We went in for my 24 week appointment yesterday, and had a really good discussion with my doctor about what is to come, and where to go with my treatment from here. With my doctor in complete agreement we made the decision to forgo the PUBS testing at 32 weeks (PUBS is a test much like an amniocentesis, except instead of taking amniotic fluid, they actually puncture the umbilical cord and take a sample of the babies blood supply). The test itself is just so risky to Maddox, and while there are benefits to it (like finding out exactly how effective my treatment has been, and providing opportunity to transfuse the baby with more platelets if needed) we all seemed to agree that the risks are greater. This is all a game of "which is riskier," and this was just the first of several tough calls we will have to make during the last phase of this pregnancy. Ultimately skipping the PUBS eliminates any possibility that this will be a vaginal deliver, it's just too risky without knowing the babies counts.

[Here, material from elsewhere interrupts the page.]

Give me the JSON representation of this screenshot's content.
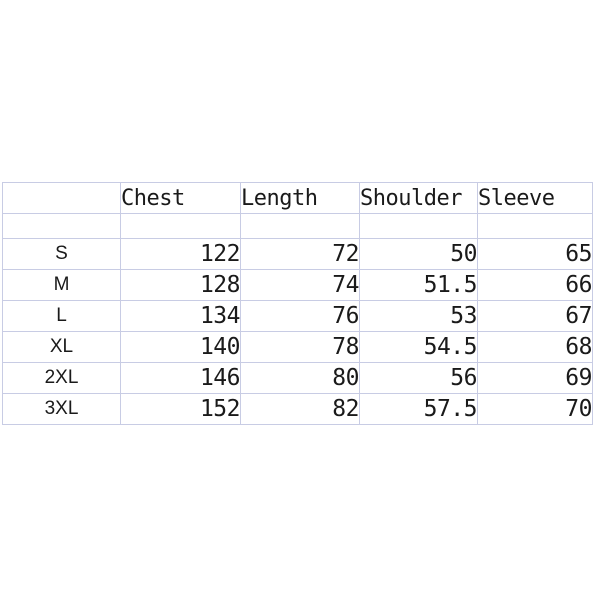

So, because we have no real way of knowing how effective my treatment is at this level without the PUBS, we have to assume that it isn't being as effective as it should, and increase it in one way or the other. In two weeks I will begin what is called "salvage therapy" which at this point means adding prednisone to my daily regimen. Prednisone is a steroid, which I'm not gonna lie scares me. I knew it was something I was most likely going to have to take towards the end of pregnancy, but I didn't expect to be taking it for three months. I'm nervous about what type (if any) side effects I will experience, worried about developing gestational diabetes as a result of it, just plane worried! I've been pretty balanced and steady for the most part during all of this (with the exception of a few little meltdowns to my mommy), but for some reason this decision has sort of knocked me off kilter a bit. I will regain my balance, what else can I do? As my mom said, I'm in the middle of it now, it's not like I could turn back or call a time out!
In the mean time, here are a few pictures from our last ultrasound. Maddox is healthy and perfect, no hemorrhaging or abnormalities. He's active as can be and best of all doesn't appear to be oversized like Jax was by this point!